Sleep stages explained — REM, light, and deep
Short answer
Strong evidenceSleep moves through four stages in cycles of roughly 90 minutes. Light sleep (N1 and N2) is the transition state and makes up about half the night. Deep sleep (N3, or slow-wave sleep) dominates the first third and handles physical recovery. REM sleep dominates the last third and handles memory and emotional processing.
Key points
- N1 (1–5 min per cycle): the drift-off stage. Easy to wake. Brain waves slow.
- N2 (45–55% of total sleep): the workhorse stage. Heart rate drops, body temperature falls, memory consolidation begins.
- N3 / deep / slow-wave sleep (10–20% of total): largest restorative effect. Growth hormone pulses; the glymphatic system runs at peak.
- REM (20–25% of total): the dream stage. Brain activity resembles wakefulness; muscles are paralysed; emotional memory processes.
- Stages aren't 'better' or 'worse' than each other — they're sequenced. The shape of the night matters as much as the total.
The four stages, in order
The modern classification (since 2007, AASM) recognises four stages: N1, N2, N3, and REM. The first three are non-REM (NREM) and represent progressive depth; REM is qualitatively different.
N1 — drifting off
The brief transition state between wakefulness and sleep. Brain waves slow from alpha to theta. Eyes drift slowly. Lasts 1–5 minutes at the start of a cycle. Wake someone here and they'll often deny they were asleep.
N2 — light sleep
The most common stage by far — about half your total sleep time. Brain waves show characteristic sleep spindles and K-complexes, both implicated in memory consolidation and threshold-of-arousal control (these are why you don't wake every time the boiler clicks on).
N3 — deep / slow-wave sleep
The most physically restorative stage. Brain waves slow further to deltawaves (0.5–4 Hz, hence the name). Growth hormone pulses. The glymphatic system runs at peak efficiency. Hardest to wake from — wake someone in N3 and they'll experience pronounced sleep inertia.
Crucially: deep sleep is concentrated in the first third of the night. If you go to bed late, you lose disproportionate amounts of it relative to the time lost.
REM — rapid eye movement
Brain activity surges to wake-like levels. Eyes move rapidly under closed lids. Skeletal muscles are paralysed (preventing you acting out dreams). Most vivid dreams happen here.
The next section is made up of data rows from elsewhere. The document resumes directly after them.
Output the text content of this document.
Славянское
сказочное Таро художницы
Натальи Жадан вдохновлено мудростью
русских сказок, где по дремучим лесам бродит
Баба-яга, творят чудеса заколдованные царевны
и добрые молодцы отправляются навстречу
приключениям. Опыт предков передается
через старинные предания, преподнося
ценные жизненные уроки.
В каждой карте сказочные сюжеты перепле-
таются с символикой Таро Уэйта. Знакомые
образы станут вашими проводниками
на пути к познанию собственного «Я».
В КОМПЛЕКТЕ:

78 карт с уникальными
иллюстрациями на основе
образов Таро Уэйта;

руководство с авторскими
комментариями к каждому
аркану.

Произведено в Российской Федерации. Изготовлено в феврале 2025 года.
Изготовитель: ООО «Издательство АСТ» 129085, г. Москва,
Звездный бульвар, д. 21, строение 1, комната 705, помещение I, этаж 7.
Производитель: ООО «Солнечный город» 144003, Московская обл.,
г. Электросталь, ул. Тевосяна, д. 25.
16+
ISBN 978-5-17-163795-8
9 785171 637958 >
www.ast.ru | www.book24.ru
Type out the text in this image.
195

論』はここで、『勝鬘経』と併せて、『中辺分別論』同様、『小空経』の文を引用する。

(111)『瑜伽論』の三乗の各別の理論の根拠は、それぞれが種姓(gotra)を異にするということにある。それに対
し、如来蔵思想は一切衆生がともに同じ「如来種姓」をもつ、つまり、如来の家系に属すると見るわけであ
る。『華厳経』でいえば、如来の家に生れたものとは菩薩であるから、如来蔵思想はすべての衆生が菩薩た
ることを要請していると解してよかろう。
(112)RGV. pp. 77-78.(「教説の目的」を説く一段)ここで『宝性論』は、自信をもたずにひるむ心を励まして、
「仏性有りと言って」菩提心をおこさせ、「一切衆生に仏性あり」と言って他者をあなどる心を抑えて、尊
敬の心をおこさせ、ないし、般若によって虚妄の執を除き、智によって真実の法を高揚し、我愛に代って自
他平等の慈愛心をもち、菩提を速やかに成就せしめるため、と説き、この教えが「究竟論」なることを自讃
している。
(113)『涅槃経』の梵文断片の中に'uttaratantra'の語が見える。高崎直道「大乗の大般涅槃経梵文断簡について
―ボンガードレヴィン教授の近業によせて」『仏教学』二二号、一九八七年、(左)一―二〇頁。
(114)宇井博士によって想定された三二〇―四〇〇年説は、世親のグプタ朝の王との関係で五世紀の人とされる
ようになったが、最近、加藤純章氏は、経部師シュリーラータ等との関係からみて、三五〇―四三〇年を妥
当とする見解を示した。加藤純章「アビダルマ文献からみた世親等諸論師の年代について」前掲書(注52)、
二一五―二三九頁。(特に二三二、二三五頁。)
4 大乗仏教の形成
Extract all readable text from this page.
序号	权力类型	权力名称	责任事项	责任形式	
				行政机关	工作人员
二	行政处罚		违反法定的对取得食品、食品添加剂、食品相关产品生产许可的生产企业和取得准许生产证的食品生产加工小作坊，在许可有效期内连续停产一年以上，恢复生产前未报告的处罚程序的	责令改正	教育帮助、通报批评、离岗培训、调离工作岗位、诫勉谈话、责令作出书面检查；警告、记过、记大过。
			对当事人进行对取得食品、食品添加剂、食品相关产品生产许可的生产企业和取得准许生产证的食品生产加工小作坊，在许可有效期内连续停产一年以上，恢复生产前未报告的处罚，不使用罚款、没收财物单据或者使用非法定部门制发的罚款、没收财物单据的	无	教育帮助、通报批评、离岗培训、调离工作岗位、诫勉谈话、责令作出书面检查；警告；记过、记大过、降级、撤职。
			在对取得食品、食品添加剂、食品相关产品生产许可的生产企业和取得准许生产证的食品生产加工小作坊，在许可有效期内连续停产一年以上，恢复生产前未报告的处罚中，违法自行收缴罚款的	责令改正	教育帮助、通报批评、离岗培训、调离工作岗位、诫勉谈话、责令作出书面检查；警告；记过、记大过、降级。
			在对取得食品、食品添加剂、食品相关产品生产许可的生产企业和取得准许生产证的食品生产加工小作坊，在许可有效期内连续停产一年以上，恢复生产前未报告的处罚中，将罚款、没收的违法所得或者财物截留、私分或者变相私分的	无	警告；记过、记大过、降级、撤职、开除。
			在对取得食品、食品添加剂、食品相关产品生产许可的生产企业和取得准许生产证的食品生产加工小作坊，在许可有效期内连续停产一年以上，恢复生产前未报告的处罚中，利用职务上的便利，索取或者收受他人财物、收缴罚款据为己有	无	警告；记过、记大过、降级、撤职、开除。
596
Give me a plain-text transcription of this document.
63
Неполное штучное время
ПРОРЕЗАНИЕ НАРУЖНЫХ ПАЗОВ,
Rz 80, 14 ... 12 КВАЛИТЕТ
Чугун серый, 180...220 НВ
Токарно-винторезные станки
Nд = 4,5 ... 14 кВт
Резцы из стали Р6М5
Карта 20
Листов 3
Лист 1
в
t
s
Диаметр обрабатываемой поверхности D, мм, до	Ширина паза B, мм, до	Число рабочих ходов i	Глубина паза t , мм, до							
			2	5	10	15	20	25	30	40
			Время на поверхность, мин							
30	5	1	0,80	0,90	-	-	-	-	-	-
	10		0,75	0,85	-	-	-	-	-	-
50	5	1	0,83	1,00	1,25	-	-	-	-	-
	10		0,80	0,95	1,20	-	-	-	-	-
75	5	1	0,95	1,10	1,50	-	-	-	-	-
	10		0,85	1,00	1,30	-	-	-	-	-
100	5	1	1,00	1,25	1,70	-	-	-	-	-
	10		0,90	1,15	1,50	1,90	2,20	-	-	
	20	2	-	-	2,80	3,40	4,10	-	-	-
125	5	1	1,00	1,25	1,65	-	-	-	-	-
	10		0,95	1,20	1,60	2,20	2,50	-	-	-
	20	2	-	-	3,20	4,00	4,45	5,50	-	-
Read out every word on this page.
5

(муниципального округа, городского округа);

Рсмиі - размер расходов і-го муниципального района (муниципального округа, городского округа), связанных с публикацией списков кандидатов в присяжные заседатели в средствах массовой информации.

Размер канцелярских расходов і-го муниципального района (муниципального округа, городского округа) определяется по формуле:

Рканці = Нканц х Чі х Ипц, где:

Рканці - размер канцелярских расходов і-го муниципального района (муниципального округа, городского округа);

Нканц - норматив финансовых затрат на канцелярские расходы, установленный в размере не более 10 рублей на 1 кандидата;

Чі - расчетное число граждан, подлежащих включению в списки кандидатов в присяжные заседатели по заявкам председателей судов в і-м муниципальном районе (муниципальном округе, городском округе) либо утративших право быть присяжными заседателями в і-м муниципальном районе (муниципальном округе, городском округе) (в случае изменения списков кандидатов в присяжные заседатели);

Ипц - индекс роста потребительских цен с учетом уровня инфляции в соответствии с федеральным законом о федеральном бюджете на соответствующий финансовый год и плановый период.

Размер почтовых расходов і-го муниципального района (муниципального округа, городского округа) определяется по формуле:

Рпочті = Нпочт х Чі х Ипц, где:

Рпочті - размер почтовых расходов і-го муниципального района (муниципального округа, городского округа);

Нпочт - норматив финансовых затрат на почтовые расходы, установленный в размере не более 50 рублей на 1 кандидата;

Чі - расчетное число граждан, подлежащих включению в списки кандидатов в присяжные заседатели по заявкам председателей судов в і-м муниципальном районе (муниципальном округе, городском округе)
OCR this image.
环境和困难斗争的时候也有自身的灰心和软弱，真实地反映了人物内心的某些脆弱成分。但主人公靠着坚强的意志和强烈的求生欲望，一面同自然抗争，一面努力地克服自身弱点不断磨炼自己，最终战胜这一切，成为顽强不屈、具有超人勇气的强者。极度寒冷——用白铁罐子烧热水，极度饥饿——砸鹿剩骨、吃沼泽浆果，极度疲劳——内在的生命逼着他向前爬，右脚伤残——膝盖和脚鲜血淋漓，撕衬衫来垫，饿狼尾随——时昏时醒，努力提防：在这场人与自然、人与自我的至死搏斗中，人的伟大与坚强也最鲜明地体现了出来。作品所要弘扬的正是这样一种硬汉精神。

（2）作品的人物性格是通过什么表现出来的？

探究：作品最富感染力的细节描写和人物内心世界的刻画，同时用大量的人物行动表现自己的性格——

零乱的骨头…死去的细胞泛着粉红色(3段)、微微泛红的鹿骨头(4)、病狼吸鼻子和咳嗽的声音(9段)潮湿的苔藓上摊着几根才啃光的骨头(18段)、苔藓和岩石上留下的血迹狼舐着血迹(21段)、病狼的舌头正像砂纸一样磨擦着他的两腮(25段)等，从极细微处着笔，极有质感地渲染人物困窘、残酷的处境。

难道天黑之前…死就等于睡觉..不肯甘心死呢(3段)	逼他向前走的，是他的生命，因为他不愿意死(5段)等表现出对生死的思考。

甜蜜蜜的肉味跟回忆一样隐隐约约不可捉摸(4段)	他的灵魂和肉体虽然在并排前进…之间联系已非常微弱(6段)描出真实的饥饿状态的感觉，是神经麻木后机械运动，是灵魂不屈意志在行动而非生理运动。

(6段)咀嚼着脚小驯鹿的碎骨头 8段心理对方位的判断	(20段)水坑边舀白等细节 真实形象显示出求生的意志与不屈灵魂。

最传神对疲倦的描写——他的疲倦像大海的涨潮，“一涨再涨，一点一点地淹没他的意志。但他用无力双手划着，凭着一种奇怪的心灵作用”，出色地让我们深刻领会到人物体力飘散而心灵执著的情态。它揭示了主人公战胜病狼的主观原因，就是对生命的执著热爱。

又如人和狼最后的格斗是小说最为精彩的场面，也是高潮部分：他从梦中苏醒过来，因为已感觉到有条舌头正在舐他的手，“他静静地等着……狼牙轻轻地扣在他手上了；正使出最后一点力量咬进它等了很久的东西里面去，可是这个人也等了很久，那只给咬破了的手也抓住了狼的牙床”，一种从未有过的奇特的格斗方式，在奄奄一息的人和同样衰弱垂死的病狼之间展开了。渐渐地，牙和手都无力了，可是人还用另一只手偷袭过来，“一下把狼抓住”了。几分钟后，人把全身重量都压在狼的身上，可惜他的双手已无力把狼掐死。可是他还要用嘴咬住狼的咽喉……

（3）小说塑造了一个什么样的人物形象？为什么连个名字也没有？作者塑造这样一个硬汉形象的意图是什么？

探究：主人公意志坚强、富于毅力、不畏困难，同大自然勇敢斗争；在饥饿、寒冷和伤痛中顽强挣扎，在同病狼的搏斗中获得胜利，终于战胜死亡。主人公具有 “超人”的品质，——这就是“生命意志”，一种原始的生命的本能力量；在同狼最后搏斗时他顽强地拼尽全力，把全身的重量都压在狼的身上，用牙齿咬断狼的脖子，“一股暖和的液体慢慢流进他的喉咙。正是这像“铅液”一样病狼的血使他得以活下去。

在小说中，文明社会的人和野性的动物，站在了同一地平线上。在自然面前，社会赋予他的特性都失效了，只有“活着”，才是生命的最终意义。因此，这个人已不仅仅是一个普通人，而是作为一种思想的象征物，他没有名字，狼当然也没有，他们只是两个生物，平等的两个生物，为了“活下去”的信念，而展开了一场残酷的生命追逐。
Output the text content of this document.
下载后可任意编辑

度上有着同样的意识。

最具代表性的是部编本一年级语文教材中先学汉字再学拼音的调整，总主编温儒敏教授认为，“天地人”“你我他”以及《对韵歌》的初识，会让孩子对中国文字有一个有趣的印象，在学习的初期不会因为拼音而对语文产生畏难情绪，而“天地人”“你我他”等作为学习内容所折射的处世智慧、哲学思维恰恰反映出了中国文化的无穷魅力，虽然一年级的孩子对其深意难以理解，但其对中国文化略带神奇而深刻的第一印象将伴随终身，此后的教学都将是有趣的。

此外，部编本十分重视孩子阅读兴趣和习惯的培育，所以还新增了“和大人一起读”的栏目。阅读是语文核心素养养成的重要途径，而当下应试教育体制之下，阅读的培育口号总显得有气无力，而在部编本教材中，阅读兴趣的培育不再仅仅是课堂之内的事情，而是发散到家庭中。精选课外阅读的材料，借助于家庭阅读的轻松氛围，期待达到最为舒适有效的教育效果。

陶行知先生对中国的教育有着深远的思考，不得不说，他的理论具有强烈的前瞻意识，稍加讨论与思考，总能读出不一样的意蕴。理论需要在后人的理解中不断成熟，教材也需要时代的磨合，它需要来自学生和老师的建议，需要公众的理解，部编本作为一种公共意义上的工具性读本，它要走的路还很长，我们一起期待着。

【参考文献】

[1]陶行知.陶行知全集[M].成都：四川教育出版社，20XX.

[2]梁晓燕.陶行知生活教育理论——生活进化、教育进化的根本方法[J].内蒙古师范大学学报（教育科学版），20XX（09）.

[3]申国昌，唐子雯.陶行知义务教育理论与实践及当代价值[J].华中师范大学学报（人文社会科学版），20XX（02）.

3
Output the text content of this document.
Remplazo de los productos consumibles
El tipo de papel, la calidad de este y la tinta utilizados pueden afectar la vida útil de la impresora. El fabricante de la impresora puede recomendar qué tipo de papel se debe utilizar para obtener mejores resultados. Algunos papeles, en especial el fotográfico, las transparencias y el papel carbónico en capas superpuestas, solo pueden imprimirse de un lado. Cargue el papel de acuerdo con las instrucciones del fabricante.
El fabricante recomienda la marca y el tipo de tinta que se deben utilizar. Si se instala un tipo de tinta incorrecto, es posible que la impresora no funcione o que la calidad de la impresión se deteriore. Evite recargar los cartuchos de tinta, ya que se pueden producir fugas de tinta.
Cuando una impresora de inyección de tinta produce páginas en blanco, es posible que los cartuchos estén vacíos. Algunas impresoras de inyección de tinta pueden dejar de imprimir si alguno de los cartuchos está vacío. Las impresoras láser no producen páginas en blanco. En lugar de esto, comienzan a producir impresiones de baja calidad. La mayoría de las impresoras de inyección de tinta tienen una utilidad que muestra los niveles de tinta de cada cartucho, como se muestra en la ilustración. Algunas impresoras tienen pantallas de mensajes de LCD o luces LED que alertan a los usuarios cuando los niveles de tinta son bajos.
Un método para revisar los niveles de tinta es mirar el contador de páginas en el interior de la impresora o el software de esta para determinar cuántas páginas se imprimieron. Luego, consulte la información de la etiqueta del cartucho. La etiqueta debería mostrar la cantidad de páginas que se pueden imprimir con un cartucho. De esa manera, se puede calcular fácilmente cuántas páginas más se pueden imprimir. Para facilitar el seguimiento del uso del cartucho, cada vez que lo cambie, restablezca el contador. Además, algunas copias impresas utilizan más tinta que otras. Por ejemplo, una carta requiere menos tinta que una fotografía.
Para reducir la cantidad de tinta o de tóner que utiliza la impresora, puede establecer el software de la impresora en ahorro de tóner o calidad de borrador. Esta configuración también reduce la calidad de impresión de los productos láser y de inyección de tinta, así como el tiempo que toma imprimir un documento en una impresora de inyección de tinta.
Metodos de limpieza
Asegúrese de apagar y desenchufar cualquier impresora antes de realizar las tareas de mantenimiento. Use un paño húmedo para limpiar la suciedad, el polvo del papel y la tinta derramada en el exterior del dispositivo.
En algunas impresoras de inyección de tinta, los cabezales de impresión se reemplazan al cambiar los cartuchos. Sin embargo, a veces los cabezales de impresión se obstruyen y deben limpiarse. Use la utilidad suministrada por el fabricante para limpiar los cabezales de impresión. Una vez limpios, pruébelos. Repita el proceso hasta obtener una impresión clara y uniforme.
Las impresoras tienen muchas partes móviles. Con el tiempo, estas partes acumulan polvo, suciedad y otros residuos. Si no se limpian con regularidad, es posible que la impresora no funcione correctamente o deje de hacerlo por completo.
REM is concentrated in the second half of the night. Cutting sleep short on the alarm-clock end disproportionately cuts REM. Alcohol also suppresses REM, with a rebound on subsequent nights.
The shape of a normal night
A healthy young adult's night looks roughly like this:
- Cycle 1 (90 min): N1 → N2 → N3 → brief REM. Heavy deep sleep, light REM.
- Cycle 2: Less deep sleep, more REM. The balance is starting to tip.
- Cycle 3: Almost no N3 left. REM grows.
- Cycles 4–5: Mostly N2 and REM. The final REM period of the night can be 40+ minutes long.
How this changes with age
Deep sleep declines steadily through adulthood. By age 60, most adults get half the deep sleep they had at 25. REM is more preserved. The decline is structural, not behavioural — even healthy older adults can't get back to their younger sleep architecture.
What disrupts the architecture
- Alcohol suppresses REM (worst in the second half of the night).
- Late caffeine reduces deep sleep even if you fall asleep on time.
- SSRIs and other serotonergic drugs suppress REM.
- Sleep apnoea fragments cycles, preventing deep sleep accumulation.
- Going to bed inconsistent times shifts the circadian phase, reducing both deep sleep and REM efficiency.